The market turbulence of a few weeks ago led to a strong demand for safety, which naturally benefited the Swiss franc (CHF). In EUR/CHF terms, we narrowly missed an all-time low. The situation has since calmed down somewhat. We expect moderate CHF weakness in the coming months as the SNB is likely to cut interest rates further. However, this is unlikely to go too far, i.e. to parity, Commerzbank’s FX Analyst Michael Pfister notes.
EUR/CHF to weaken only slightly
“Concerns about the global economy came to a sudden peak a few weeks ago when the US labour market disappointed. As a result, investors moved out of riskier assets and safe-haven assets - including the CHF - benefited significantly. However, this was only the tip of a trend that had begun several weeks earlier. In mid-July, the EUR/CHF was still trading at just under 0.98, and only two weeks later it was close to its all-time low of just under 0.93.”
“The CHF is likely to suffer from such an outcome. We therefore continue to expect slightly higher EUR/CHF levels in the coming months. This may not look like a very pronounced move at first glance. However, it is important to bear in mind that the increased global demand for safe-haven assets is unlikely to disappear completely due to the current uncertainties.”

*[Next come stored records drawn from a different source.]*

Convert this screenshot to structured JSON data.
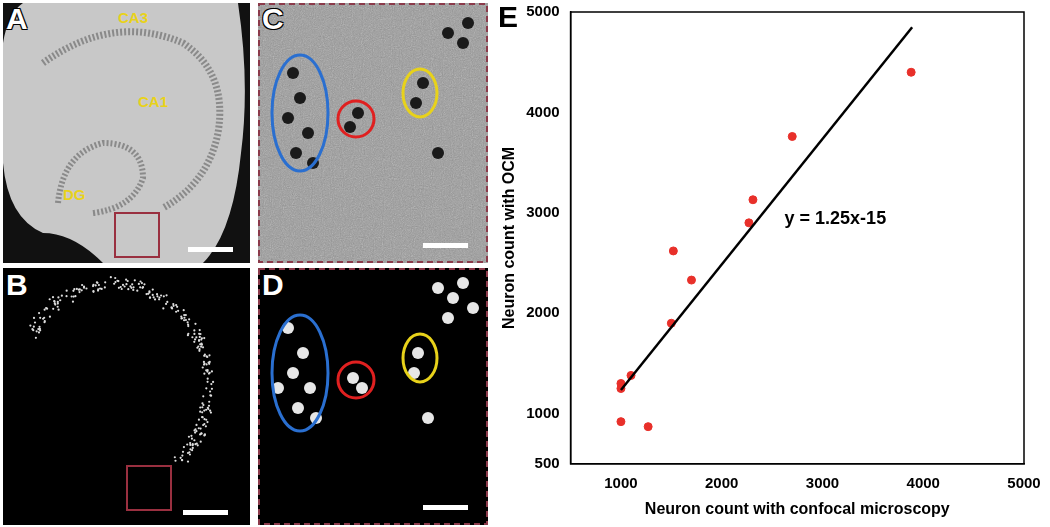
{
  "panels": {
    "A": {
      "label": "A",
      "regions": [
        "CA3",
        "CA1",
        "DG"
      ]
    },
    "B": {
      "label": "B"
    },
    "C": {
      "label": "C"
    },
    "D": {
      "label": "D"
    },
    "E": {
      "label": "E"
    }
  },
  "chart_data": {
    "type": "scatter",
    "xlabel": "Neuron count with confocal microscopy",
    "ylabel": "Neuron count with OCM",
    "x": [
      1000,
      1000,
      1100,
      1000,
      1270,
      1500,
      1520,
      1700,
      2270,
      2310,
      2700,
      3880
    ],
    "values": [
      1300,
      1250,
      1380,
      920,
      870,
      1900,
      2620,
      2330,
      2900,
      3130,
      3760,
      4400
    ],
    "color": "#e8302a",
    "marker": "circle",
    "fit_line": {
      "x": [
        1000,
        3890
      ],
      "values": [
        1235,
        4847.5
      ],
      "color": "#000000",
      "line_style": "solid"
    },
    "annotation": "y = 1.25x-15",
    "xlim": [
      500,
      5000
    ],
    "xticks": [
      1000,
      2000,
      3000,
      4000,
      5000
    ],
    "ylim": [
      500,
      5000
    ],
    "yticks": [
      500,
      1000,
      2000,
      3000,
      4000,
      5000
    ],
    "grid": false
  }
}
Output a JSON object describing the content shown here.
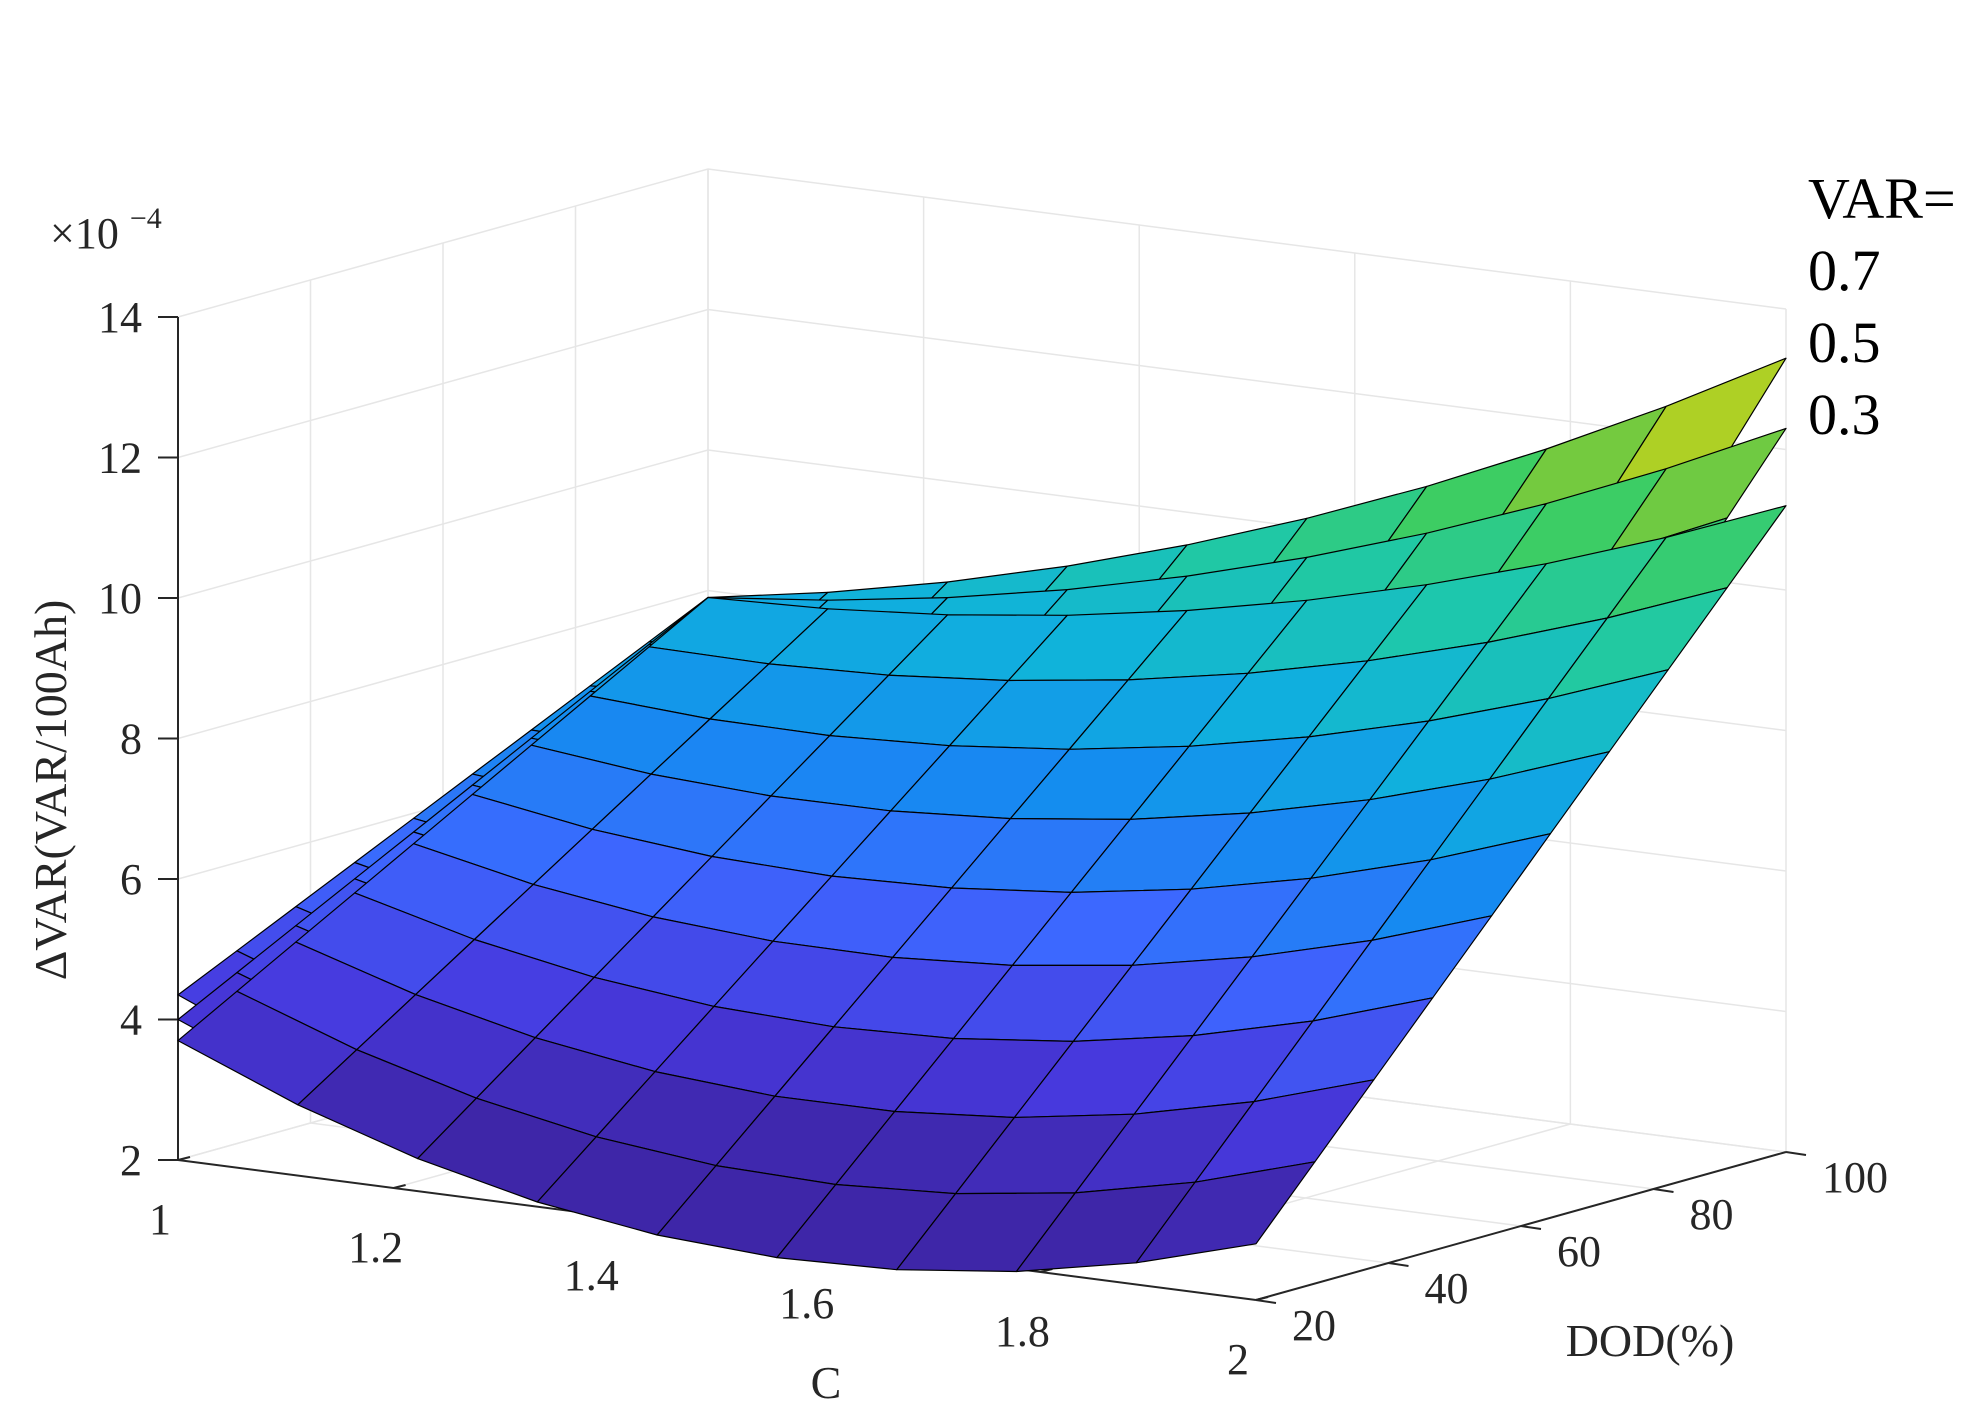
{
  "chart_data": {
    "type": "surface3d",
    "title": "",
    "xlabel": "C",
    "ylabel": "DOD(%)",
    "zlabel": "ΔVAR(VAR/100Ah)",
    "z_exponent_label": "×10",
    "z_exponent_power": "−4",
    "xlim": [
      1,
      2
    ],
    "ylim": [
      20,
      100
    ],
    "zlim": [
      2,
      14
    ],
    "x_ticks": [
      {
        "value": 1,
        "label": "1"
      },
      {
        "value": 1.2,
        "label": "1.2"
      },
      {
        "value": 1.4,
        "label": "1.4"
      },
      {
        "value": 1.6,
        "label": "1.6"
      },
      {
        "value": 1.8,
        "label": "1.8"
      },
      {
        "value": 2,
        "label": "2"
      }
    ],
    "y_ticks": [
      {
        "value": 20,
        "label": "20"
      },
      {
        "value": 40,
        "label": "40"
      },
      {
        "value": 60,
        "label": "60"
      },
      {
        "value": 80,
        "label": "80"
      },
      {
        "value": 100,
        "label": "100"
      }
    ],
    "z_ticks": [
      {
        "value": 2,
        "label": "2"
      },
      {
        "value": 4,
        "label": "4"
      },
      {
        "value": 6,
        "label": "6"
      },
      {
        "value": 8,
        "label": "8"
      },
      {
        "value": 10,
        "label": "10"
      },
      {
        "value": 12,
        "label": "12"
      },
      {
        "value": 14,
        "label": "14"
      }
    ],
    "grid": true,
    "colormap": "parula",
    "annotation_header": "VAR=",
    "series": [
      {
        "label": "0.7",
        "corners": {
          "c1_dod20": 4.35,
          "c2_dod20": 3.15,
          "c1_dod100": 7.9,
          "c2_dod100": 13.3
        }
      },
      {
        "label": "0.5",
        "corners": {
          "c1_dod20": 4.0,
          "c2_dod20": 2.95,
          "c1_dod100": 7.9,
          "c2_dod100": 12.3
        }
      },
      {
        "label": "0.3",
        "corners": {
          "c1_dod20": 3.7,
          "c2_dod20": 2.8,
          "c1_dod100": 7.9,
          "c2_dod100": 11.2
        }
      }
    ]
  }
}
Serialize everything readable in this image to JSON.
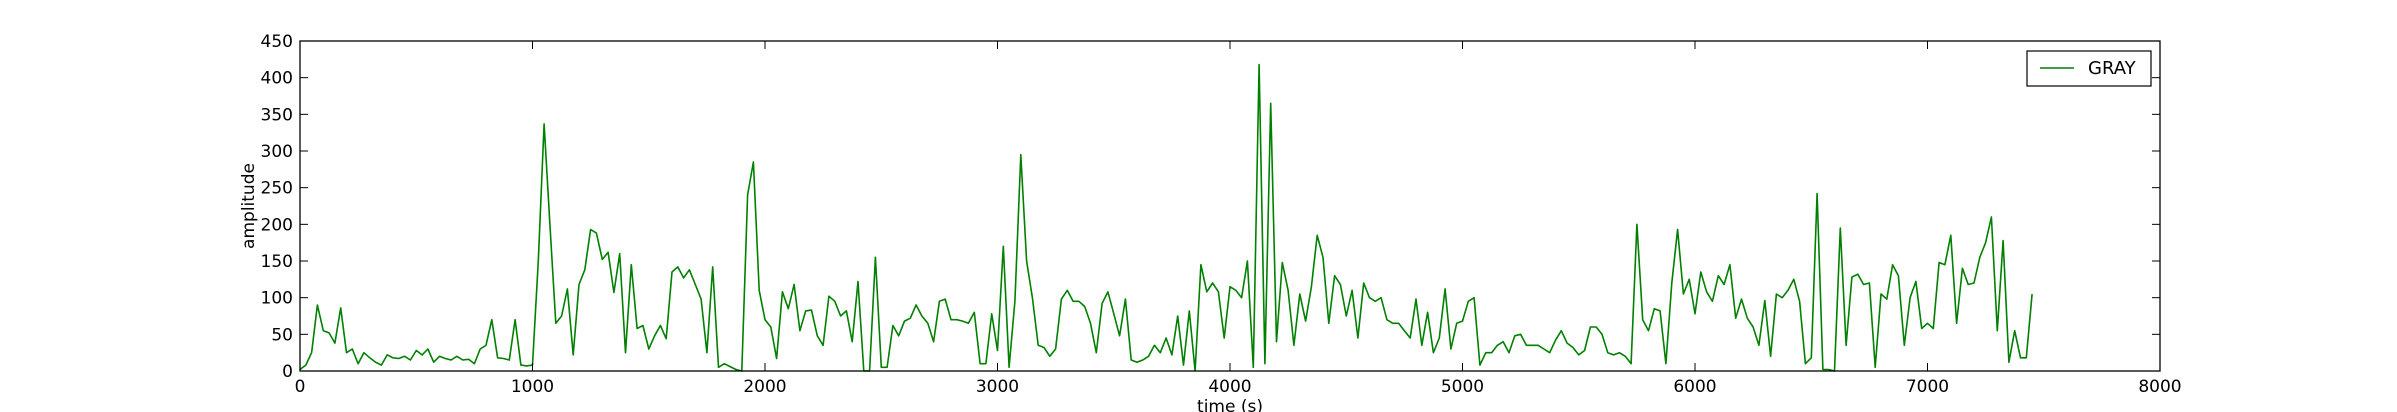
{
  "chart_data": {
    "type": "line",
    "xlabel": "time (s)",
    "ylabel": "amplitude",
    "xlim": [
      0,
      8000
    ],
    "ylim": [
      0,
      450
    ],
    "xticks": [
      0,
      1000,
      2000,
      3000,
      4000,
      5000,
      6000,
      7000,
      8000
    ],
    "yticks": [
      0,
      50,
      100,
      150,
      200,
      250,
      300,
      350,
      400,
      450
    ],
    "grid": false,
    "legend_position": "top-right",
    "series": [
      {
        "name": "GRAY",
        "color": "#008000",
        "x": [
          0,
          25,
          50,
          75,
          100,
          125,
          150,
          175,
          200,
          225,
          250,
          275,
          300,
          325,
          350,
          375,
          400,
          425,
          450,
          475,
          500,
          525,
          550,
          575,
          600,
          625,
          650,
          675,
          700,
          725,
          750,
          775,
          800,
          825,
          850,
          875,
          900,
          925,
          950,
          975,
          1000,
          1025,
          1050,
          1075,
          1100,
          1125,
          1150,
          1175,
          1200,
          1225,
          1250,
          1275,
          1300,
          1325,
          1350,
          1375,
          1400,
          1425,
          1450,
          1475,
          1500,
          1525,
          1550,
          1575,
          1600,
          1625,
          1650,
          1675,
          1700,
          1725,
          1750,
          1775,
          1800,
          1825,
          1850,
          1875,
          1900,
          1925,
          1950,
          1975,
          2000,
          2025,
          2050,
          2075,
          2100,
          2125,
          2150,
          2175,
          2200,
          2225,
          2250,
          2275,
          2300,
          2325,
          2350,
          2375,
          2400,
          2425,
          2450,
          2475,
          2500,
          2525,
          2550,
          2575,
          2600,
          2625,
          2650,
          2675,
          2700,
          2725,
          2750,
          2775,
          2800,
          2825,
          2850,
          2875,
          2900,
          2925,
          2950,
          2975,
          3000,
          3025,
          3050,
          3075,
          3100,
          3125,
          3150,
          3175,
          3200,
          3225,
          3250,
          3275,
          3300,
          3325,
          3350,
          3375,
          3400,
          3425,
          3450,
          3475,
          3500,
          3525,
          3550,
          3575,
          3600,
          3625,
          3650,
          3675,
          3700,
          3725,
          3750,
          3775,
          3800,
          3825,
          3850,
          3875,
          3900,
          3925,
          3950,
          3975,
          4000,
          4025,
          4050,
          4075,
          4100,
          4125,
          4150,
          4175,
          4200,
          4225,
          4250,
          4275,
          4300,
          4325,
          4350,
          4375,
          4400,
          4425,
          4450,
          4475,
          4500,
          4525,
          4550,
          4575,
          4600,
          4625,
          4650,
          4675,
          4700,
          4725,
          4750,
          4775,
          4800,
          4825,
          4850,
          4875,
          4900,
          4925,
          4950,
          4975,
          5000,
          5025,
          5050,
          5075,
          5100,
          5125,
          5150,
          5175,
          5200,
          5225,
          5250,
          5275,
          5300,
          5325,
          5350,
          5375,
          5400,
          5425,
          5450,
          5475,
          5500,
          5525,
          5550,
          5575,
          5600,
          5625,
          5650,
          5675,
          5700,
          5725,
          5750,
          5775,
          5800,
          5825,
          5850,
          5875,
          5900,
          5925,
          5950,
          5975,
          6000,
          6025,
          6050,
          6075,
          6100,
          6125,
          6150,
          6175,
          6200,
          6225,
          6250,
          6275,
          6300,
          6325,
          6350,
          6375,
          6400,
          6425,
          6450,
          6475,
          6500,
          6525,
          6550,
          6575,
          6600,
          6625,
          6650,
          6675,
          6700,
          6725,
          6750,
          6775,
          6800,
          6825,
          6850,
          6875,
          6900,
          6925,
          6950,
          6975,
          7000,
          7025,
          7050,
          7075,
          7100,
          7125,
          7150,
          7175,
          7200,
          7225,
          7250,
          7275,
          7300,
          7325,
          7350,
          7375,
          7400,
          7425,
          7450
        ],
        "y": [
          2,
          8,
          25,
          90,
          55,
          52,
          38,
          86,
          25,
          30,
          10,
          25,
          18,
          12,
          8,
          22,
          18,
          17,
          20,
          15,
          28,
          22,
          30,
          12,
          20,
          17,
          15,
          20,
          15,
          16,
          10,
          30,
          35,
          70,
          18,
          17,
          15,
          70,
          8,
          7,
          8,
          150,
          337,
          200,
          65,
          75,
          112,
          22,
          118,
          138,
          193,
          188,
          152,
          162,
          107,
          160,
          25,
          145,
          58,
          62,
          30,
          48,
          62,
          44,
          135,
          142,
          127,
          138,
          118,
          98,
          25,
          142,
          5,
          10,
          6,
          2,
          0,
          240,
          285,
          110,
          70,
          60,
          17,
          108,
          85,
          118,
          55,
          82,
          83,
          48,
          35,
          102,
          95,
          75,
          82,
          40,
          122,
          0,
          0,
          155,
          5,
          5,
          62,
          48,
          68,
          72,
          90,
          75,
          65,
          40,
          95,
          98,
          70,
          70,
          68,
          65,
          80,
          10,
          10,
          78,
          28,
          170,
          5,
          95,
          295,
          150,
          100,
          35,
          32,
          20,
          30,
          98,
          110,
          95,
          95,
          88,
          65,
          25,
          92,
          108,
          78,
          48,
          98,
          15,
          12,
          15,
          20,
          35,
          25,
          45,
          22,
          75,
          8,
          82,
          0,
          145,
          108,
          120,
          108,
          45,
          115,
          110,
          100,
          150,
          5,
          418,
          10,
          365,
          40,
          148,
          110,
          35,
          105,
          68,
          115,
          185,
          155,
          65,
          130,
          118,
          75,
          110,
          45,
          120,
          100,
          95,
          100,
          70,
          65,
          65,
          55,
          45,
          98,
          35,
          80,
          25,
          45,
          112,
          30,
          65,
          68,
          95,
          100,
          8,
          25,
          25,
          35,
          40,
          25,
          48,
          50,
          35,
          35,
          35,
          30,
          25,
          42,
          55,
          38,
          32,
          22,
          28,
          60,
          60,
          50,
          25,
          22,
          25,
          20,
          10,
          200,
          70,
          55,
          85,
          82,
          10,
          120,
          193,
          105,
          125,
          78,
          135,
          108,
          95,
          130,
          118,
          145,
          72,
          98,
          72,
          60,
          35,
          96,
          20,
          105,
          100,
          110,
          125,
          95,
          10,
          18,
          242,
          2,
          2,
          0,
          195,
          35,
          128,
          132,
          118,
          120,
          5,
          105,
          98,
          145,
          130,
          35,
          100,
          122,
          58,
          65,
          58,
          148,
          145,
          185,
          65,
          140,
          118,
          120,
          155,
          175,
          210,
          55,
          178,
          12,
          55,
          18,
          18,
          105
        ]
      }
    ]
  }
}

“These uncertainties are also likely to delay the peak in EUR/CHF. Specifically, we do not expect to see a peak until the first half of 2025, when global uncertainties about the economic cycle are likely to fade and the ECB will cut rates less than expected. The tide is likely to turn in the second half of the year, as it becomes clearer that euro area inflation will remain slightly above target. However, we expect EUR/CHF to weaken only slightly as the SNB is likely to keep a close eye on the CHF.”